In her article Calm Down, Boys, Adolescent Girls Have ADHD Too, Mary Bates discusses how ADHD goes unrecognized in girls because they often don’t present with the stereotypical hyperactivity and attention deficit that boys usually present with and because diagnosing ADHD in itself can prove difficult because teenagers can be impulsive, inattentive and disorganized, but not noticeably hyperactive.
Kathleen Nadeau, a clinical psychologist in Silver Spring, Maryland, and coauthor of Understanding Girls with AD/HD states that girls are less likely to be hyperactive and impulsive, but instead may appear “spacey,” unfocused, inattentive, have trouble staying organized and/or remembering directives or homework.
It wasn’t too long ago that ADHD was two separate disorders, ADHD and ADD (attention deficit disorder), but now they are almost always diagnosed as ADHD with a sub-type of either predominately attention-deficit, predominately inattentive or combined.

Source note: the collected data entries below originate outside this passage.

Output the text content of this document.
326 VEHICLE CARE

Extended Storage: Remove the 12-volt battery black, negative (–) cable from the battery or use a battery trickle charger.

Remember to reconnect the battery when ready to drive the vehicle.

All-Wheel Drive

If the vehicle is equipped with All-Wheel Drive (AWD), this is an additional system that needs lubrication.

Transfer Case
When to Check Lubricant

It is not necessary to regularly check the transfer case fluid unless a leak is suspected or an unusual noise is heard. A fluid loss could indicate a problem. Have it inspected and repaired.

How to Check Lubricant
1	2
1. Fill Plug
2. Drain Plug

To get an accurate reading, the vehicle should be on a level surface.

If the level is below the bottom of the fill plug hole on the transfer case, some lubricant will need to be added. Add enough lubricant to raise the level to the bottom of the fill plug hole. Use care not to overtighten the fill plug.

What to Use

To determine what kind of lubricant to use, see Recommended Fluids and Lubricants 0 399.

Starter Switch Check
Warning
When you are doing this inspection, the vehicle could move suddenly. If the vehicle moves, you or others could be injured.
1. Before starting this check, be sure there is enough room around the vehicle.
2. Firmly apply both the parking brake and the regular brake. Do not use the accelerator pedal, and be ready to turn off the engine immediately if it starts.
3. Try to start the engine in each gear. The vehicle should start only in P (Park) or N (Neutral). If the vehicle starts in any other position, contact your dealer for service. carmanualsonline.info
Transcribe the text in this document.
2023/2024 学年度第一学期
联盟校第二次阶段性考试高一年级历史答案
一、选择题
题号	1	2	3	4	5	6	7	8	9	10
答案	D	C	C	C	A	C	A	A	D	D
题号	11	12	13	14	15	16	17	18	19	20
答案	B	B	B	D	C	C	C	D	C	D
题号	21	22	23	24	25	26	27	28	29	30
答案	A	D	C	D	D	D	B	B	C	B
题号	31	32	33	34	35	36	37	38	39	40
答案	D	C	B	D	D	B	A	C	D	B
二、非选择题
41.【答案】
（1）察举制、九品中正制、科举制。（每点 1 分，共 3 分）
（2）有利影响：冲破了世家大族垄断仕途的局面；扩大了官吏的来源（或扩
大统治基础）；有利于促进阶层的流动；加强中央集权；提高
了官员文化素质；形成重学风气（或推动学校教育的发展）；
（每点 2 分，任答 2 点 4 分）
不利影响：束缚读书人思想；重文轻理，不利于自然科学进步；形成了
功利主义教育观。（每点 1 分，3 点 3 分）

Since girls often present with different symptoms, they are often diagnosed five years later than boys or go un-diagnosed altogether, thus missing out on proper treatment for their disorder. “A 16-year-old girl who runs stop signs and can never find her homework might not be a rebel- she could have ADHD” Bates says.
Treatment for ADHD includes stimulant medications, school and family counseling. Families can try ignoring minor annoyances while creating a point or contract system (“Wash the dishes now and I will leave you alone while you play your video games”). ADHD is not a curse, many successful and brilliant people today and in history have ADHD, just look at Michael Phelps.